Former NSW Labor leader Luke Foley will not contest the seat of Auburn after allegations emerged he indecently touched an ABC journalist.
Mr Foley announced on Thursday he would resign as leader to sit on the backbench and pursue defamation claims after he was accused of touching journalist Ashleigh Raper inappropriately at a 2016 Christmas Party.
But on Friday evening, as the party considered moves to disendorse him, Mr Foley wrote to the ALP saying he would not seek re-election because he “did not want to be a distraction”.
Mr Foley is under growing pressure as support has evaporated from fellow MPs.
His likely replacement as Labor leader, Michael Daley, said he did not want Mr Foley in the party.
“He has the right to stay in the parliament till March. Whether he stays there as a Labor Party member or not is a different matter,” Mr Daley told Sky News.
“Frankly if I’m the leader of the Labor Party, I don’t want him sitting in our ranks.”
Mr Daley and Labor’s highest-ranking female MP Jodi McKay on Friday threw their support behind ABC reporter Ashleigh Raper, who alleges Mr Foley put his hand down her underwear at a party in 2016.
Mr Daley said Ms Raper “did the right thing” in coming forward, even though Mr Foley repeatedly and strongly denied the claims.
“She’s a credible person and I believe her,” the deputy leader told reporters in Sydney.
“Ashleigh Raper did not deserve to be treated that way.”
Mr Daley, widely tipped to take over the leadership at a caucus meeting on Saturday, believes nothing good will come of Mr Foley remaining in parliament.
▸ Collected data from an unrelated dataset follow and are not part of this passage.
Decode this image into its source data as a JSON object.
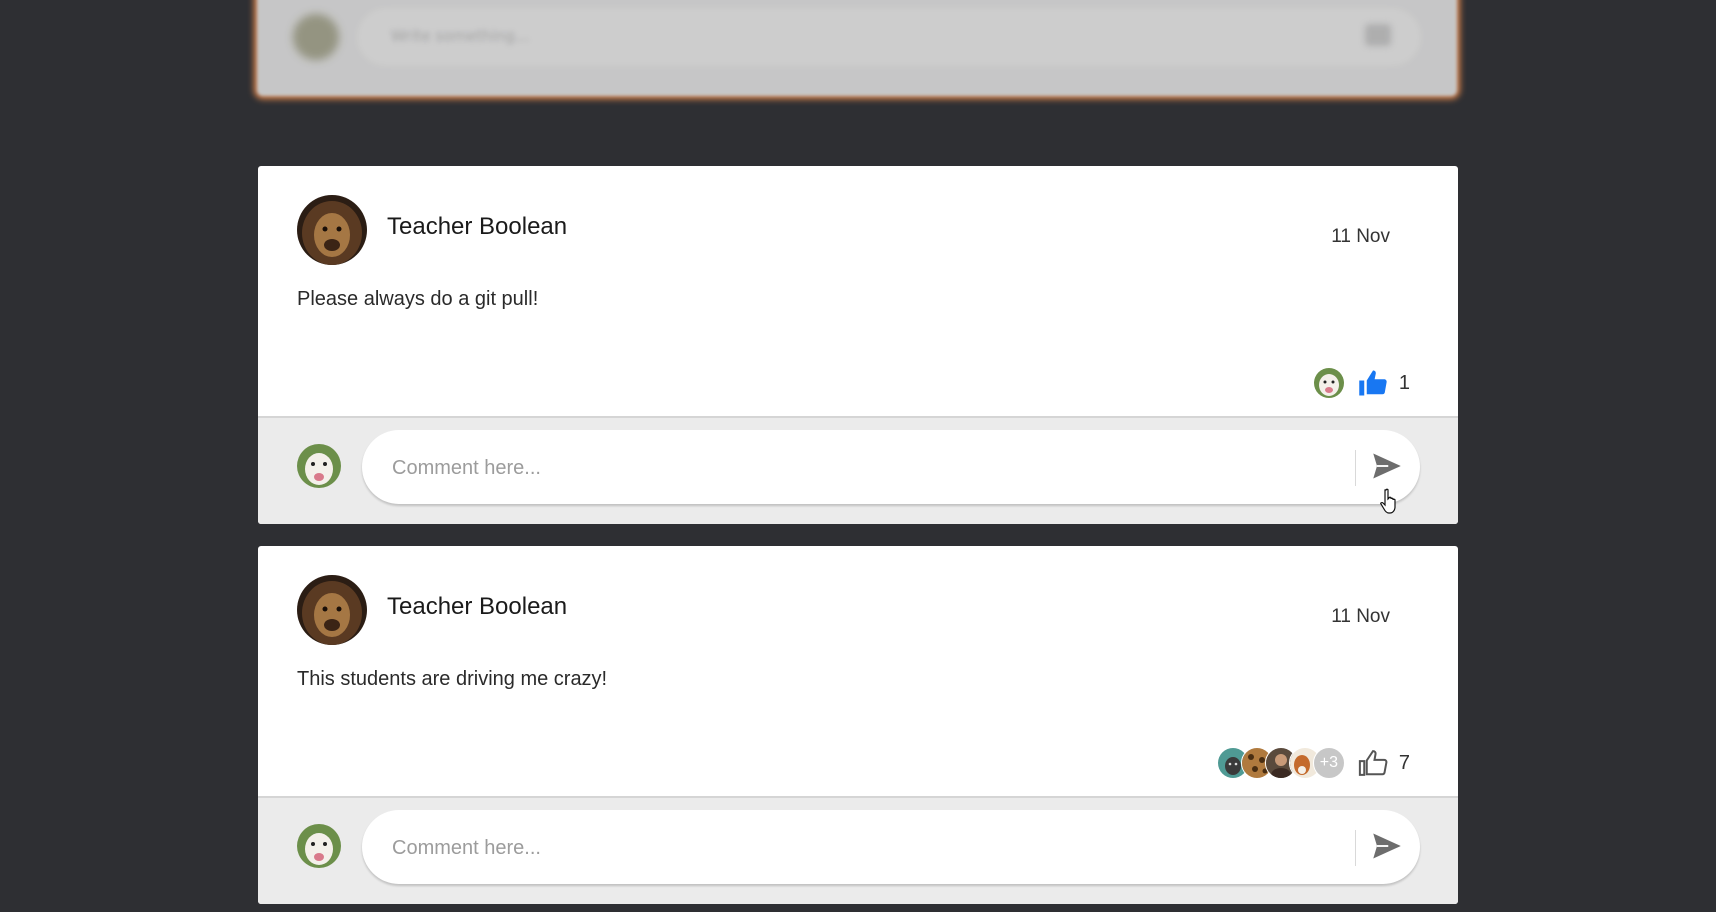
{
  "composer": {
    "placeholder": "Write something..."
  },
  "posts": [
    {
      "author": "Teacher Boolean",
      "date": "11 Nov",
      "text": "Please always do a git pull!",
      "like_count": "1",
      "liked": true,
      "reactor_extra": "",
      "comment_placeholder": "Comment here..."
    },
    {
      "author": "Teacher Boolean",
      "date": "11 Nov",
      "text": "This students are driving me crazy!",
      "like_count": "7",
      "liked": false,
      "reactor_extra": "+3",
      "comment_placeholder": "Comment here..."
    }
  ],
  "icons": {
    "like": "thumbs-up-icon",
    "send": "send-icon"
  },
  "colors": {
    "background": "#2e2f33",
    "like_active": "#1877f2",
    "composer_glow": "#e98b4e"
  }
}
“It will be damaging for everyone, particularly for Ashleigh Raper,” he said.
“I think Luke should carefully reconsider whether he wants to take those legal proceedings or not.”
Mr Daley will be challenged for the leadership by 39-year-old Chris Minns who also supported Ms Raper and said Mr Foley should leave parliament altogether.
Federal Opposition Leader Bill Shorten had said Mr Foley’s alleged behaviour could not be tolerated.
“Modern politics is not some sort of episode of the 1960s Mad Men series. The world has moved on. That behaviour was never appropriate,” Mr Shorten told reporters in Perth on Friday.
Mr Shorten said the behaviour described is “improper, inappropriate and simply can’t be tolerated” and Ms Raper deserves understanding and support.
But that’s where his comments will end, he said, noting Ms Raper had no intention of the allegations being made public.
Ms Raper issued a statement on Thursday detailing her version of the alleged drunken behaviour at a Sydney bar following a 2016 parliamentary Christmas party.
She alleged Mr Foley “put his hand through a gap in the back of my dress and inside my underpants” and “rested his hand on my buttocks”.
It came after Liberal MP David Elliott raised the matter under parliamentary privilege in October.
NSW premier Gladys Berejiklian says she’s disappointed in Mr Elliott for publicly raising the allegations without the woman’s consent.
Mr Elliott released a short statement on Friday following heavy criticism of his role in the scandal.
“This has clearly been a difficult time for the journalist,” he said.
“I have long held concerns over the character of the alternate premier. To that end, it was never my intent to cause distress for the journalist.”